How do I use the right triangle altitude theorem according to these definitions, and what is an easy way to remember it?
This is what it says in my textbook:
- Right Triangle Altitude Theorem - If the altitude is drawn to the hypotenuse of a right triangle, then the two triangles formed are similar to the original triangle and each other.
- Corollary 1 of Right Triangle Altitude Theorem - When the altitude is drawn to the hypotenuse of a right triangle, the length of the altitude is the geometric mean between the segments of the hypotenuse.
- Corollary 2 of Right Triangle Altitude Theorem - When the altitude is drawn to the hypotenuse of a right triangle, each leg is the geometric mean between the hypotenuse and the segment of the hypotenuse that is adjacent to the leg. /|\ If two triangles are similar, then the ratio of any two corresponding segments (such as medians, altitudes, angle bisectors) equals the ratio of any two corresponding sides
I've never really understood this in geometry (Though this stuff is trigonometrical, but I'm learning it in geometry anyways). I need help! Thanks!
Much of this will refer to the attachment I showed. These may become somewhat more understandable if you break up the triangles. For instance, I drew a right triangle in red on MS Paint. I drew an altitude to the hypotenuse of it. That effectively makes 3 similar triangles; I will call them small, medium, and large. I separated them out in black.
In similar shapes, the ratio of sides are proportional. For instance, in the black triangles, in the smallest one, we could write a ratio of sides:
cd/db (ratio of small leg over large leg)
(Don't forget that cd and dc are the same; the labels are just backwards)
Also, on the large triangle, we can see that:
cb/ba (again, ratio of small leg over large leg)
In similar figures, these ratios (not the lengths but the ratios) would be equal, so:
cd/db = cb/ba
These can be used to solve a variety of problems. For instance, with this equation, if we are given 3 of the sides, then we can solve for the 4th part of the equation.
The first part means that the two triangles formed are similar to each other. This means that they are proportional to each other. There are many examples we can use to show this, one example based off your picture: `(JM)/(JL) = (LM)/(LK)`
This is the short side of each triangle divided by the hypotenuse.

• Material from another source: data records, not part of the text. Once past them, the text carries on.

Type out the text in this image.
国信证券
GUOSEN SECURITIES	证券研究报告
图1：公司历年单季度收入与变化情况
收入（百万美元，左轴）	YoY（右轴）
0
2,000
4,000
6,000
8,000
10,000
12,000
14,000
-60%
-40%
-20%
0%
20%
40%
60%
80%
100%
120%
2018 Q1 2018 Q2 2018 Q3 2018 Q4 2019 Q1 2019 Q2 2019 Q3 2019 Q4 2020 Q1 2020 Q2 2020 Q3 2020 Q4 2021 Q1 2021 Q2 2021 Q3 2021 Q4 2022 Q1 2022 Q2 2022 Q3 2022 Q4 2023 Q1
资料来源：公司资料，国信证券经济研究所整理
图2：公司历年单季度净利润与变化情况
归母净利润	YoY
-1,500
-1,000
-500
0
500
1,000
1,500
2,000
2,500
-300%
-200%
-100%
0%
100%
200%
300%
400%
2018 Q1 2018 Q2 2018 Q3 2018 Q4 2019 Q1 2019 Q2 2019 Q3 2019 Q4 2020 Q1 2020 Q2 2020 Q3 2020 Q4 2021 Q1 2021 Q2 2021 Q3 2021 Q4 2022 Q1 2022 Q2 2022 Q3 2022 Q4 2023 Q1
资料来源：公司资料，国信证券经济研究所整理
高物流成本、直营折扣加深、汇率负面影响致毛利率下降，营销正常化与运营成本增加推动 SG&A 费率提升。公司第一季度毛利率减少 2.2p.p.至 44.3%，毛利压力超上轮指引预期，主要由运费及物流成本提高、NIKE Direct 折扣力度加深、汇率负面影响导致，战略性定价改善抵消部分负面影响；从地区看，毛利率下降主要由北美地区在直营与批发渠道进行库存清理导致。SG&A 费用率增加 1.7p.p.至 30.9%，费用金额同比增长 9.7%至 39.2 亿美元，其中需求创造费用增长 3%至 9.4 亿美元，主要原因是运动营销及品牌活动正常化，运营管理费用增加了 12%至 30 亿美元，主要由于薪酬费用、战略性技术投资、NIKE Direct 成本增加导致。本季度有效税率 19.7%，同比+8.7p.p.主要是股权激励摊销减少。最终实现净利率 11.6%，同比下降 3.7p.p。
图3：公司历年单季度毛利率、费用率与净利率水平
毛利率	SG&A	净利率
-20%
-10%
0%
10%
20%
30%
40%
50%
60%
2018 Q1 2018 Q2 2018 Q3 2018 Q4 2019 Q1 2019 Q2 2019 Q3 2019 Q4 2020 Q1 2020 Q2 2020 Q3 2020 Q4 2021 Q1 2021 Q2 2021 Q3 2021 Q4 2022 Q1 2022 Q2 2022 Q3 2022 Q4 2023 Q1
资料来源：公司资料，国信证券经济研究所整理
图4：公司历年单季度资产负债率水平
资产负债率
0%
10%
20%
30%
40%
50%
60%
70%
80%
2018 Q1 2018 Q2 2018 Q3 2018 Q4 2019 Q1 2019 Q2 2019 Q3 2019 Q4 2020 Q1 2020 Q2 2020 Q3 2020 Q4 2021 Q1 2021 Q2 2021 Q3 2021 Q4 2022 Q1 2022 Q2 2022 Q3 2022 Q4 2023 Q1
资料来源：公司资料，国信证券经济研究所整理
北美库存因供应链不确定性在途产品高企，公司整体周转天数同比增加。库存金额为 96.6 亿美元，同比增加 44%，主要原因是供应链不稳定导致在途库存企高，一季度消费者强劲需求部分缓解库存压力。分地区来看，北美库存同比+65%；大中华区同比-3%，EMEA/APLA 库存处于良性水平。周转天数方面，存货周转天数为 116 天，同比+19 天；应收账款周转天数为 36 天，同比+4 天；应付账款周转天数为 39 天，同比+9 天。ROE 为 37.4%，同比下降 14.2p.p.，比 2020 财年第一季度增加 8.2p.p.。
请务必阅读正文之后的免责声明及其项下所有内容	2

The second part is just a rule, and you need to know what the geometric mean is for it to work. To find the geometric mean of two numbers you take the square root of them multiplied together. For example the geometric mean of 2 and 8 is `sqrt(2*8) = 4`
From your picture, the altitude LM equals the geometric mean of the parts of the hypotenuse JM and MK
I will do problem 23)
LM = 6, JM = 4, find MK.
We plug this into the formula `6 = sqrt(4*(MK))`
`36 = 4*MK`
`MK = 9`